As a mom with similarly situated friends and an attorney representing injured workers the topic of workers’ compensation and household employees inevitably comes up. You may be an employer wondering if you need workers’ compensation coverage for your nanny/babysitter or housecleaner. Or perhaps, you are a household employee who has suffered an injury and wants to know whether you can file a claim for workers’ compensation benefits.
Unfortunately, this isn’t a straight yes or no answer.
First, we look to the California Labor Code section 3351(d), which defines residential dwelling employees. Per the code,
“Except as provided in subdivision (h) of Section 3352, any person employed by the owner or occupant of a residential swelling whose duties are incidental to the ownership, maintenance, or use of the swelling, including the care and supervision of children, or whose duties are personal and not in the course of the trade, business, profession, or occupation of the owner or occupant.”
We can also look to the Industrial Welfare Commission (IWC) which defines Household Occupations as: “All services related to the care of persons or maintenance of a private household or its premises by an employee of a private householder”. Examples include gardeners, house cleaners, tutors and companions.
California Department of Industrial Relations, Industrial Welfare Commission, Order No. 15-2001 defines “personal attendant” to include babysitters and “any person employed by a private householder or by any third party employer recognized in the healthcare industry to work in a private household, to supervise, feed or dress a child or person who by reason of advanced age, physical disability, mental deficiency needs supervision.” This would include your babysitters, nannies, and personal care attendants for elders or the disabled.
Ok, so after reading the above, you can determine whether you or the person you hired falls into the general category of “employee”. Now we need to determine whether you or your employee is excluded as an employee from Workers’ Compensation.
California Labor Code Section 3352(h) excludes from its definition of “employee” as follows:
“Any person defined in (d) of Section 3351 was employed by the employer to be held liable for less than 52 hours during the 90 calendar days immediately preceding the date of the injury for injuries, as defined in Section 5411… or who earned less than $100 in wages from the employer during the 90 calendar days immediately preceding the date of the injury for injuries, as defined in Section 5411 . . .”
Has the person worked 52 hours or more during the 90 days immediately prior to the date of injury, or for a cumulative trauma injury, during the 90 calendar days immediately preceding the date of last employment? If no, that person is not an employee.

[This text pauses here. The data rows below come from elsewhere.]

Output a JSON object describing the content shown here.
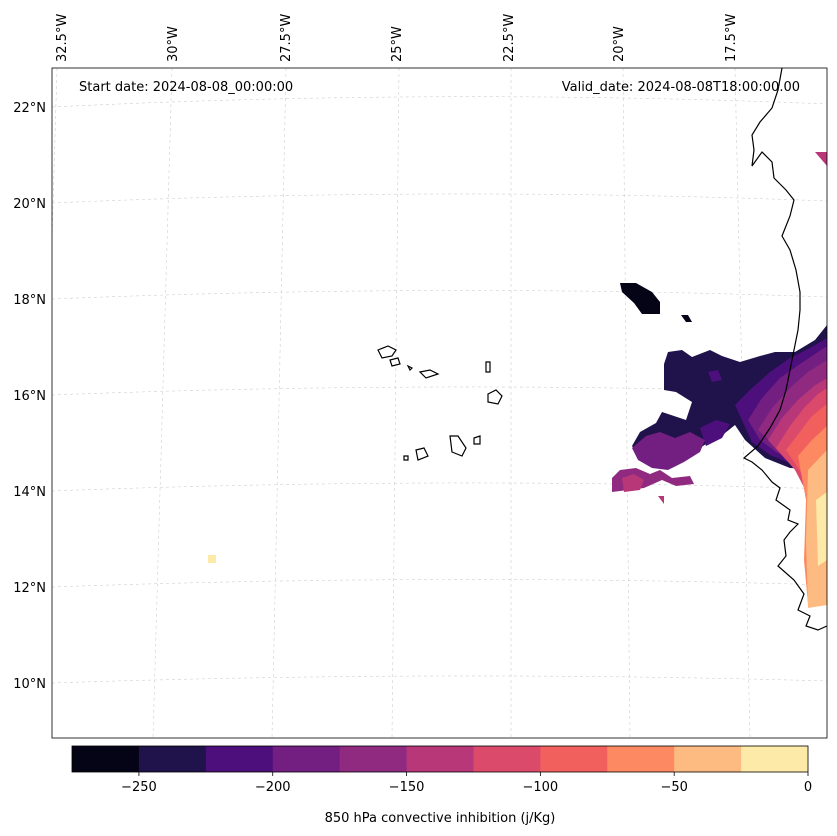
{
  "map": {
    "start_date_text": "Start date: 2024-08-08_00:00:00",
    "valid_date_text": "Valid_date: 2024-08-08T18:00:00.00",
    "lon_labels": [
      "32.5°W",
      "30°W",
      "27.5°W",
      "25°W",
      "22.5°W",
      "20°W",
      "17.5°W"
    ],
    "lat_labels": [
      "22°N",
      "20°N",
      "18°N",
      "16°N",
      "14°N",
      "12°N",
      "10°N"
    ],
    "grid": true
  },
  "colorbar": {
    "label": "850 hPa convective inhibition (j/Kg)",
    "ticks": [
      "−250",
      "−200",
      "−150",
      "−100",
      "−50",
      "0"
    ],
    "levels": [
      -275,
      -250,
      -225,
      -200,
      -175,
      -150,
      -125,
      -100,
      -75,
      -50,
      -25,
      0
    ],
    "colors": [
      "#050416",
      "#20124a",
      "#4d0f7c",
      "#721f81",
      "#902a81",
      "#b73779",
      "#db4a6a",
      "#f1605d",
      "#fc8961",
      "#febb81",
      "#fde9a8"
    ]
  }
}
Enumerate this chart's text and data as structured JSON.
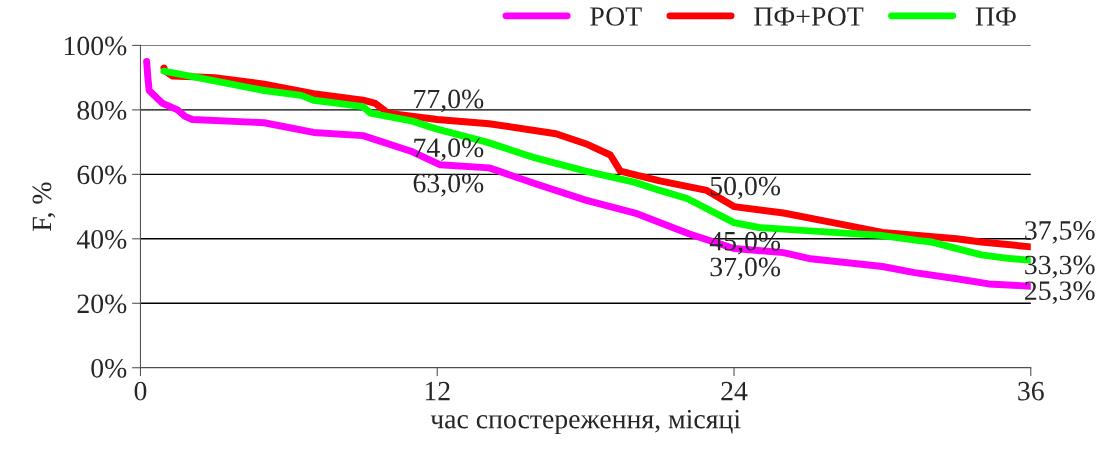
{
  "chart_data": {
    "type": "line",
    "xlabel": "час спостереження, місяці",
    "ylabel": "F, %",
    "xlim": [
      0,
      36
    ],
    "xticks": [
      0,
      12,
      24,
      36
    ],
    "ylim": [
      0,
      100
    ],
    "yticks": [
      {
        "value": 0,
        "label": "0%"
      },
      {
        "value": 20,
        "label": "20%"
      },
      {
        "value": 40,
        "label": "40%"
      },
      {
        "value": 60,
        "label": "60%"
      },
      {
        "value": 80,
        "label": "80%"
      },
      {
        "value": 100,
        "label": "100%"
      }
    ],
    "grid": "y",
    "legend": "top right",
    "marker": "none",
    "line_style": "solid",
    "series": [
      {
        "name": "РОТ",
        "color": "#ff00ff",
        "x": [
          0.25,
          0.3,
          0.35,
          0.9,
          1.5,
          1.8,
          2.1,
          5,
          7,
          9,
          11,
          12.1,
          14.1,
          16,
          18,
          20,
          22.2,
          24,
          26,
          27.1,
          30,
          31.3,
          33,
          34.3,
          36
        ],
        "values": [
          95,
          90,
          86,
          82,
          80,
          78,
          77,
          76,
          73,
          72,
          67,
          63,
          62,
          57,
          52,
          48,
          41.5,
          37,
          35.7,
          33.8,
          31.4,
          29.5,
          27.6,
          26,
          25.3
        ]
      },
      {
        "name": "ПФ+РОТ",
        "color": "#ff0000",
        "x": [
          0.95,
          1.0,
          1.3,
          3,
          5,
          7,
          8,
          9,
          9.5,
          10,
          12,
          14.1,
          16.8,
          18,
          19,
          19.4,
          21,
          22.9,
          24,
          26,
          28,
          30,
          33,
          34,
          36
        ],
        "values": [
          93,
          92,
          90.5,
          90,
          88,
          85,
          84,
          83,
          82,
          79,
          77,
          75.7,
          72.6,
          69.5,
          66,
          61,
          58,
          55,
          50,
          48,
          45,
          42,
          40,
          39,
          37.5
        ]
      },
      {
        "name": "ПФ",
        "color": "#00ff00",
        "x": [
          0.95,
          3,
          5,
          6.5,
          7,
          8,
          9,
          9.3,
          11,
          12,
          14,
          16,
          18,
          20,
          21,
          22.1,
          24,
          25,
          26,
          28,
          30,
          31.4,
          32,
          34,
          35,
          36
        ],
        "values": [
          92,
          89,
          86,
          84.5,
          83,
          82,
          81,
          79,
          76.5,
          74,
          70,
          65,
          61,
          57.5,
          55,
          52.5,
          45,
          43.5,
          43,
          42,
          41,
          39.5,
          39,
          35,
          34,
          33.3
        ]
      }
    ],
    "annotations": [
      {
        "text": "63,0%",
        "x": 12,
        "y": 63
      },
      {
        "text": "37,0%",
        "x": 24,
        "y": 37
      },
      {
        "text": "25,3%",
        "x": 36,
        "y": 25.3
      },
      {
        "text": "77,0%",
        "x": 12,
        "y": 77
      },
      {
        "text": "50,0%",
        "x": 24,
        "y": 50
      },
      {
        "text": "37,5%",
        "x": 36,
        "y": 37.5
      },
      {
        "text": "74,0%",
        "x": 12,
        "y": 74
      },
      {
        "text": "45,0%",
        "x": 24,
        "y": 45
      },
      {
        "text": "33,3%",
        "x": 36,
        "y": 33.3
      }
    ]
  }
}
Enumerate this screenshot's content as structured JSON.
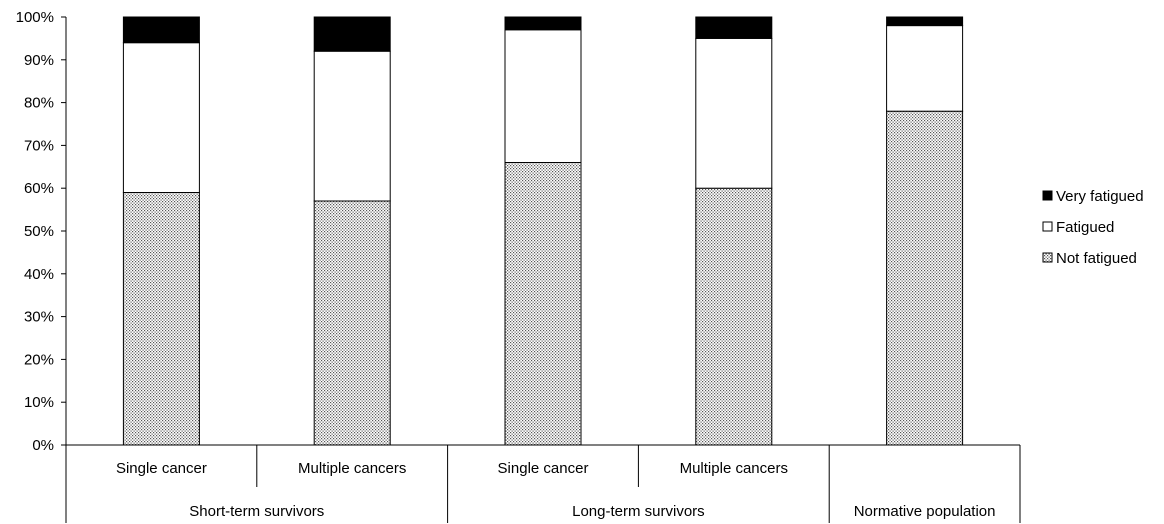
{
  "chart_data": {
    "type": "bar",
    "stacked": true,
    "percent_stacked": true,
    "categories": [
      "Single cancer",
      "Multiple cancers",
      "Single cancer",
      "Multiple cancers",
      ""
    ],
    "groups": [
      {
        "label": "Short-term survivors",
        "categories": [
          0,
          1
        ]
      },
      {
        "label": "Long-term survivors",
        "categories": [
          2,
          3
        ]
      },
      {
        "label": "Normative population",
        "categories": [
          4
        ]
      }
    ],
    "series": [
      {
        "name": "Not fatigued",
        "values": [
          59,
          57,
          66,
          60,
          78
        ],
        "pattern": "dotted",
        "color": "#000000"
      },
      {
        "name": "Fatigued",
        "values": [
          35,
          35,
          31,
          35,
          20
        ],
        "pattern": "solid",
        "color": "#ffffff"
      },
      {
        "name": "Very fatigued",
        "values": [
          6,
          8,
          3,
          5,
          2
        ],
        "pattern": "solid",
        "color": "#000000"
      }
    ],
    "legend_order": [
      "Very fatigued",
      "Fatigued",
      "Not fatigued"
    ],
    "legend_position": "right",
    "ylim": [
      0,
      100
    ],
    "yticks": [
      "0%",
      "10%",
      "20%",
      "30%",
      "40%",
      "50%",
      "60%",
      "70%",
      "80%",
      "90%",
      "100%"
    ],
    "xlabel": "",
    "ylabel": "",
    "title": "",
    "grid": false
  }
}
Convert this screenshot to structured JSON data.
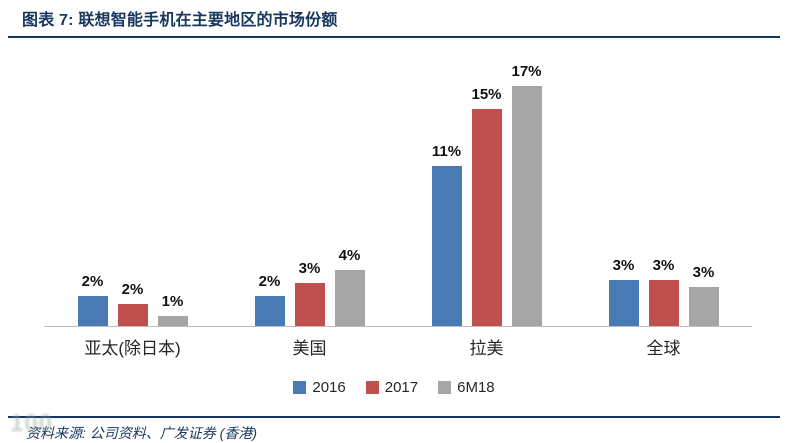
{
  "header": {
    "title": "图表 7: 联想智能手机在主要地区的市场份额"
  },
  "chart_data": {
    "type": "bar",
    "title": "图表 7: 联想智能手机在主要地区的市场份额",
    "categories": [
      "亚太(除日本)",
      "美国",
      "拉美",
      "全球"
    ],
    "series": [
      {
        "name": "2016",
        "color": "#4A7AB4",
        "values": [
          2,
          2,
          11,
          3
        ],
        "labels": [
          "2%",
          "2%",
          "11%",
          "3%"
        ],
        "est_values": [
          2.1,
          2.1,
          11.1,
          3.2
        ]
      },
      {
        "name": "2017",
        "color": "#C0504D",
        "values": [
          2,
          3,
          15,
          3
        ],
        "labels": [
          "2%",
          "3%",
          "15%",
          "3%"
        ],
        "est_values": [
          1.5,
          3.0,
          15.1,
          3.2
        ]
      },
      {
        "name": "6M18",
        "color": "#A5A5A5",
        "values": [
          1,
          4,
          17,
          3
        ],
        "labels": [
          "1%",
          "4%",
          "17%",
          "3%"
        ],
        "est_values": [
          0.7,
          3.9,
          16.7,
          2.7
        ]
      }
    ],
    "unit": "%",
    "ylim": [
      0,
      18
    ],
    "grid": false,
    "y_axis_visible": false,
    "legend_position": "bottom",
    "value_labels": "above-bars"
  },
  "footer": {
    "source": "资料来源: 公司资料、广发证券 (香港)"
  },
  "watermark": {
    "text": "100"
  },
  "colors": {
    "accent_navy": "#17375E",
    "axis_line": "#BFBFBF",
    "bar_blue": "#4A7AB4",
    "bar_red": "#C0504D",
    "bar_gray": "#A5A5A5"
  }
}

Has the person earned less than $100 in wages from the employer during the 90 days immediately prior to the date of injury, or in the case of a cumulative trauma injury, during the 90 dates immediately preceding the date of last employment? If no, that person is not an employee.
If you answered “yes” to the above questions and are a household worker, it’s likely you qualify to as an employee and may file a workers’ compensation claim if you have been injured through work.
If you answered “yes” to the above questions and are an employer, first contact your homeowner’s or umbrella insurance carrier to determine whether you have existing coverage for domestic employees. If you do not, inquire about a “rider” policy. Or, you can purchase a freestanding policy through an insurance company or the State Compensation Insurance Fund.
DISCLAIMER: This post provides general information only and is not intended to serve as legal advice.